Every day there is about three quintillion (a 3 followed by 18 zeroes) bytes of data created in this world, and only about 20% of it is structured in conventional data repositories and available to easily process. More and more often this data is stored in a Data Lake, which you could think of as a toy chest filled with random things. Companies can get the data in, but being able to do something useful with it, in a timely fashion, is very difficult. Solving that problem is what led me to Upsolver. Upsolver calls itself “the data lake engineering platform,“ combining data lake economics with database simplicity and speed through their proprietary technology and their visual SQL IDE. Their solution is entirely cloud-based, making use of data buckets such as S3 on AWS to store in the data lake, which keeps costs down from dedicated database instances while providing maximum flexibility.
I decided to give the Upsolver Community Edition a try. You create a short profile by either filling in the form or using a Google/Microsoft account and filling in what is left of the form. After I got in by entering my information, I got a brief survey about how I want to use Upsolver. Then I was presented with some options as to what I wanted to build, and where. I went with the Sandbox version.
From this point, there are a few options available:
I went with “Load raw data. Create Data Source” to work with their sample data (and also because the little red dot is what tells you what to click as part of the product walk-through).
From this point a series of screens continue to walk you through the process, with lots of documentation and help. The interface can feel a bit daunting at first, but a lot of really great metrics are presented that can instantly give you a sense of what is going on with your data — types of values, density, values over time, and more.
I’ve really got to compliment Upsolver on how this demo works. I started the “Create” process to create the data lake and map the data sources to it. The system then has a very slick walk-through that highlights areas of the screen, giving you specific instructions as to what to click on and what to enter to get to the finished example. Without typing any code at all and mostly just clicking on fields and functions, it generated this SQL statement for me. Note that you can also just type the SQL commands yourself, or edit the generated SQL.
You are able to preview the data output and make sure everything is the way you want it to be prior to finalizing the run. The last step lets you configure the time range you want to work with, either as absolute values you type in or with a visual slider.
I do have one complaint on the UI at this point, and it’s a similar complaint I have with a lot of modern UI’s: the notion of the hidden option. You have to hover over a specific area of the screen for an option to reveal itself. I find this to be counterintuitive as I stare at the screen trying to figure out where the ‘add’ or ‘delete’ button is, and it turns out that I had to hover near the item in question to see the icon.
We are now ready to perform queries on the data we processed into the data lake. Start by creating a Worksheet, which then allows you to generate a variety of queries and views to the available tables. As you can see in this example, we counted the orders per day, but the sample data only had one day’s worth of data.
The Upsolver Catalog is on the left and provides a pretty standardized interface for your schema.

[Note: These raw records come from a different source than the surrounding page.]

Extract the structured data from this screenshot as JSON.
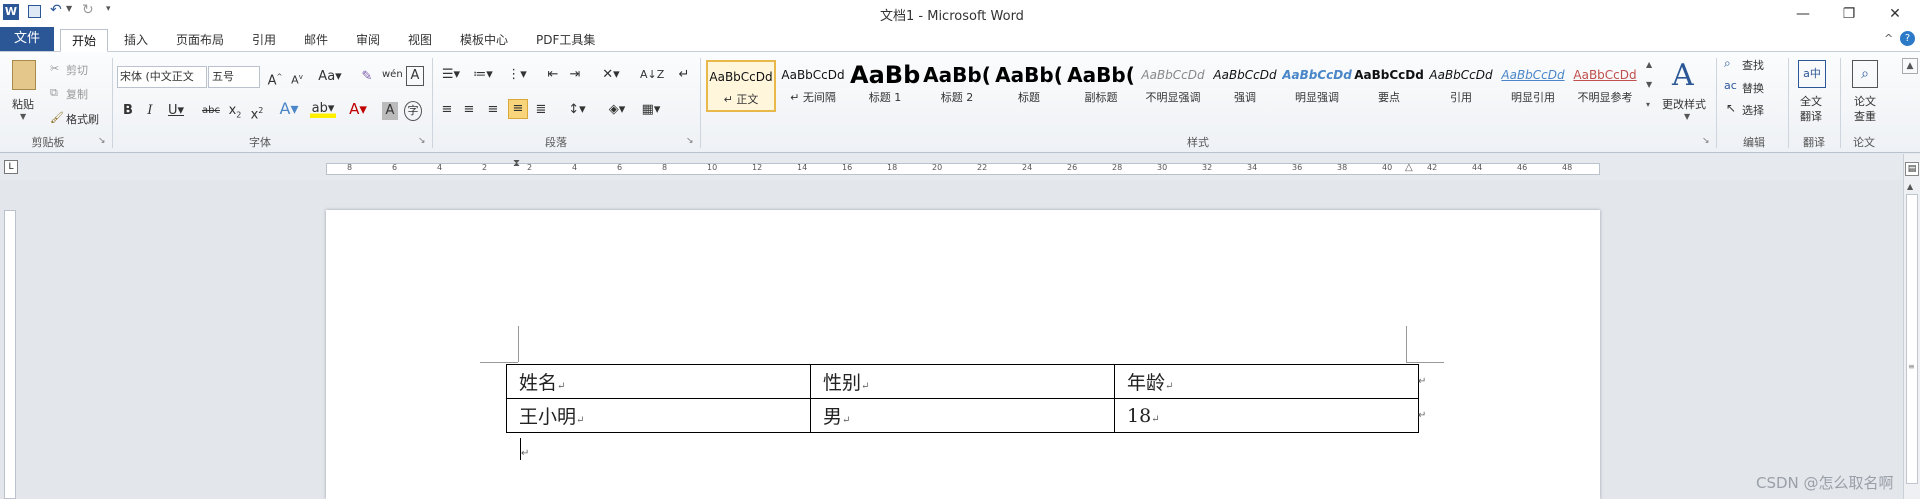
{
  "title_bar": {
    "title": "文档1 - Microsoft Word",
    "quick_access": [
      "save-icon",
      "undo-icon",
      "redo-icon",
      "customize-icon"
    ]
  },
  "tabs": {
    "file": "文件",
    "items": [
      "开始",
      "插入",
      "页面布局",
      "引用",
      "邮件",
      "审阅",
      "视图",
      "模板中心",
      "PDF工具集"
    ]
  },
  "ribbon": {
    "clipboard": {
      "paste": "粘贴",
      "cut": "剪切",
      "copy": "复制",
      "format_painter": "格式刷",
      "group": "剪贴板"
    },
    "font": {
      "font_name": "宋体 (中文正文",
      "font_size": "五号",
      "group": "字体"
    },
    "paragraph": {
      "group": "段落"
    },
    "styles": {
      "items": [
        {
          "preview": "AaBbCcDd",
          "name": "↵ 正文"
        },
        {
          "preview": "AaBbCcDd",
          "name": "↵ 无间隔"
        },
        {
          "preview": "AaBb",
          "name": "标题 1"
        },
        {
          "preview": "AaBb(",
          "name": "标题 2"
        },
        {
          "preview": "AaBb(",
          "name": "标题"
        },
        {
          "preview": "AaBb(",
          "name": "副标题"
        },
        {
          "preview": "AaBbCcDd",
          "name": "不明显强调"
        },
        {
          "preview": "AaBbCcDd",
          "name": "强调"
        },
        {
          "preview": "AaBbCcDd",
          "name": "明显强调"
        },
        {
          "preview": "AaBbCcDd",
          "name": "要点"
        },
        {
          "preview": "AaBbCcDd",
          "name": "引用"
        },
        {
          "preview": "AaBbCcDd",
          "name": "明显引用"
        },
        {
          "preview": "AaBbCcDd",
          "name": "不明显参考"
        }
      ],
      "change_styles": "更改样式",
      "group": "样式"
    },
    "editing": {
      "find": "查找",
      "replace": "替换",
      "select": "选择",
      "group": "编辑"
    },
    "translate": {
      "full": "全文\n翻译",
      "group": "翻译"
    },
    "paper": {
      "check": "论文\n查重",
      "group": "论文"
    }
  },
  "ruler": {
    "labels": [
      "8",
      "6",
      "4",
      "2",
      "2",
      "4",
      "6",
      "8",
      "10",
      "12",
      "14",
      "16",
      "18",
      "20",
      "22",
      "24",
      "26",
      "28",
      "30",
      "32",
      "34",
      "36",
      "38",
      "40",
      "42",
      "44",
      "46",
      "48"
    ]
  },
  "document": {
    "table": [
      [
        "姓名",
        "性别",
        "年龄"
      ],
      [
        "王小明",
        "男",
        "18"
      ]
    ]
  },
  "watermark": "CSDN @怎么取名啊"
}
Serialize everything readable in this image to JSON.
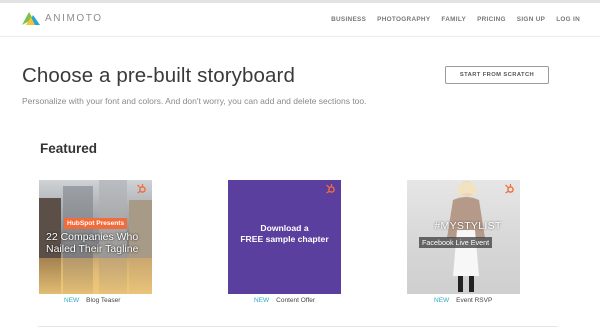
{
  "header": {
    "logo_text": "ANIMOTO",
    "nav": [
      "BUSINESS",
      "PHOTOGRAPHY",
      "FAMILY",
      "PRICING",
      "SIGN UP",
      "LOG IN"
    ]
  },
  "main": {
    "title": "Choose a pre-built storyboard",
    "subtitle": "Personalize with your font and colors. And don't worry, you can add and delete sections too.",
    "scratch_button": "START FROM SCRATCH",
    "section_title": "Featured"
  },
  "cards": [
    {
      "badge": "NEW",
      "name": "Blog Teaser",
      "tag": "HubSpot Presents",
      "headline": "22 Companies Who Nailed Their Tagline"
    },
    {
      "badge": "NEW",
      "name": "Content Offer",
      "headline_line1": "Download a",
      "headline_line2": "FREE sample chapter"
    },
    {
      "badge": "NEW",
      "name": "Event RSVP",
      "headline": "#MYSTYLIST",
      "subline": "Facebook Live Event"
    }
  ],
  "colors": {
    "accent_new": "#2fa8c8",
    "hubspot_orange": "#f26b3a",
    "purple_card": "#5b3f9e"
  }
}
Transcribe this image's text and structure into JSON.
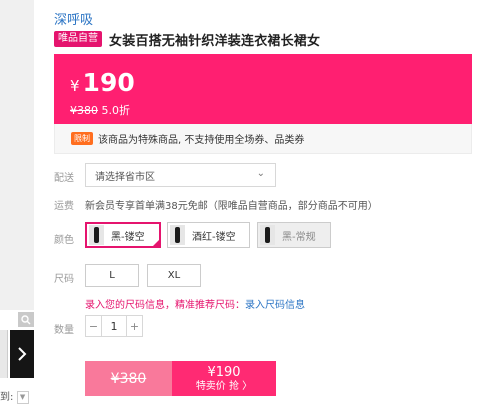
{
  "gallery": {
    "zoom_icon": "magnifier-icon",
    "next_icon": "chevron-right-icon",
    "goto_label": "到:",
    "goto_dropdown_icon": "triangle-down-icon"
  },
  "product": {
    "brand": "深呼吸",
    "badge": "唯品自营",
    "title": "女装百搭无袖针织洋装连衣裙长裙女"
  },
  "price": {
    "currency": "¥",
    "current": "190",
    "original": "¥380",
    "discount": "5.0折"
  },
  "notice": {
    "tag": "限制",
    "text": "该商品为特殊商品, 不支持使用全场券、品类券"
  },
  "delivery": {
    "label": "配送",
    "placeholder": "请选择省市区",
    "arrow_icon": "chevron-down-icon"
  },
  "shipping": {
    "label": "运费",
    "text": "新会员专享首单满38元免邮（限唯品自营商品，部分商品不可用）"
  },
  "colors": {
    "label": "颜色",
    "options": [
      {
        "name": "黑-镂空",
        "state": "selected"
      },
      {
        "name": "酒红-镂空",
        "state": "available"
      },
      {
        "name": "黑-常规",
        "state": "unavailable"
      }
    ]
  },
  "sizes": {
    "label": "尺码",
    "options": [
      "L",
      "XL"
    ],
    "hint": "录入您的尺码信息，精准推荐尺码：",
    "hint_link": "录入尺码信息"
  },
  "quantity": {
    "label": "数量",
    "minus": "−",
    "value": "1",
    "plus": "+"
  },
  "buy": {
    "original": "¥380",
    "price": "¥190",
    "cta": "特卖价 抢 〉"
  },
  "colors_theme": {
    "accent": "#ff1f71",
    "brand_link": "#2b74c4",
    "badge": "#e5146e"
  }
}
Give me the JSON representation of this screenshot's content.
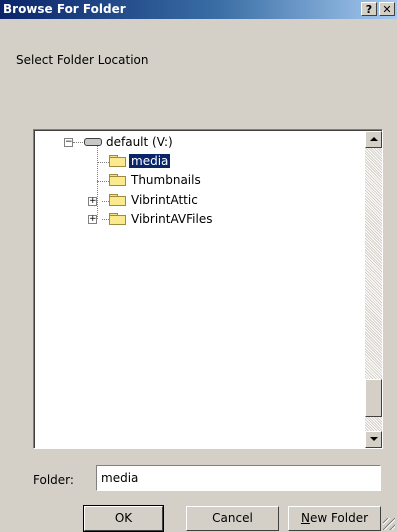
{
  "window": {
    "title": "Browse For Folder",
    "help_label": "?",
    "close_label": "✕"
  },
  "instruction": "Select Folder Location",
  "tree": {
    "root": {
      "label": "default (V:)",
      "icon": "drive-icon",
      "expanded": true
    },
    "children": [
      {
        "label": "media",
        "selected": true,
        "expandable": false
      },
      {
        "label": "Thumbnails",
        "selected": false,
        "expandable": false
      },
      {
        "label": "VibrintAttic",
        "selected": false,
        "expandable": true
      },
      {
        "label": "VibrintAVFiles",
        "selected": false,
        "expandable": true
      }
    ]
  },
  "folder_field": {
    "label": "Folder:",
    "value": "media"
  },
  "buttons": {
    "ok": "OK",
    "cancel": "Cancel",
    "new_folder_prefix": "N",
    "new_folder_rest": "ew Folder"
  },
  "colors": {
    "selection": "#0a246a",
    "dialog_face": "#d4d0c8",
    "title_gradient_start": "#0a246a"
  }
}
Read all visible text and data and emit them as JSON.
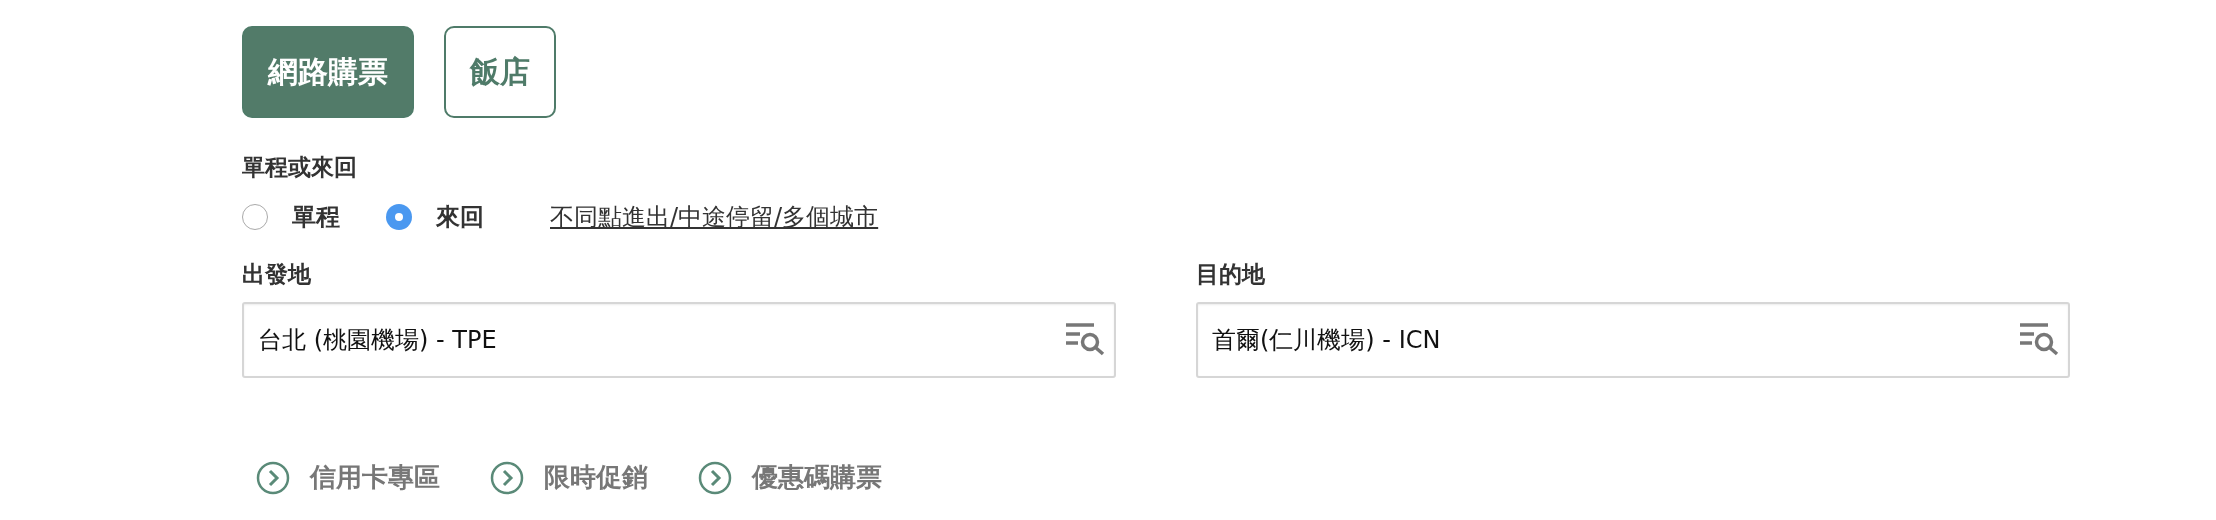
{
  "tabs": [
    {
      "label": "網路購票",
      "selected": true
    },
    {
      "label": "飯店",
      "selected": false
    }
  ],
  "trip_type": {
    "label": "單程或來回",
    "options": [
      {
        "label": "單程",
        "selected": false
      },
      {
        "label": "來回",
        "selected": true
      }
    ],
    "link": "不同點進出/中途停留/多個城市"
  },
  "fields": [
    {
      "label": "出發地",
      "value": "台北 (桃園機場) - TPE"
    },
    {
      "label": "目的地",
      "value": "首爾(仁川機場) - ICN"
    }
  ],
  "links": [
    "信用卡專區",
    "限時促銷",
    "優惠碼購票"
  ]
}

Click on any of those entities, and immediately get a tab open on the right that gives you a simple SELECT statement — essentially a quick way to browse every table.
Looking at the screenshot, note on the right that CSV download is always available from a result set. At this stage, you can just have fun doing reports on your data using standard SQL statements. It’s as simple as that.
Upsolver is incredibly easy to use, I would say that with the demos provided you should be able to get comfortable in a half day. The ease of use is quite stunning, considering what it is doing, I’d like to see it run against a truly massive set of data. The platform has extensibility via Python, works with all the big Cloud providers like AWS, Azure, and GCP, git integration, and more. Setting up reproducible environments and workflows is very simple and certainly a godsend for people looking for useful insight from their data. This is the easiest-to-use solution that I’ve run across in this space. It’s worth your consideration if you are dealing with large amounts of disparate data.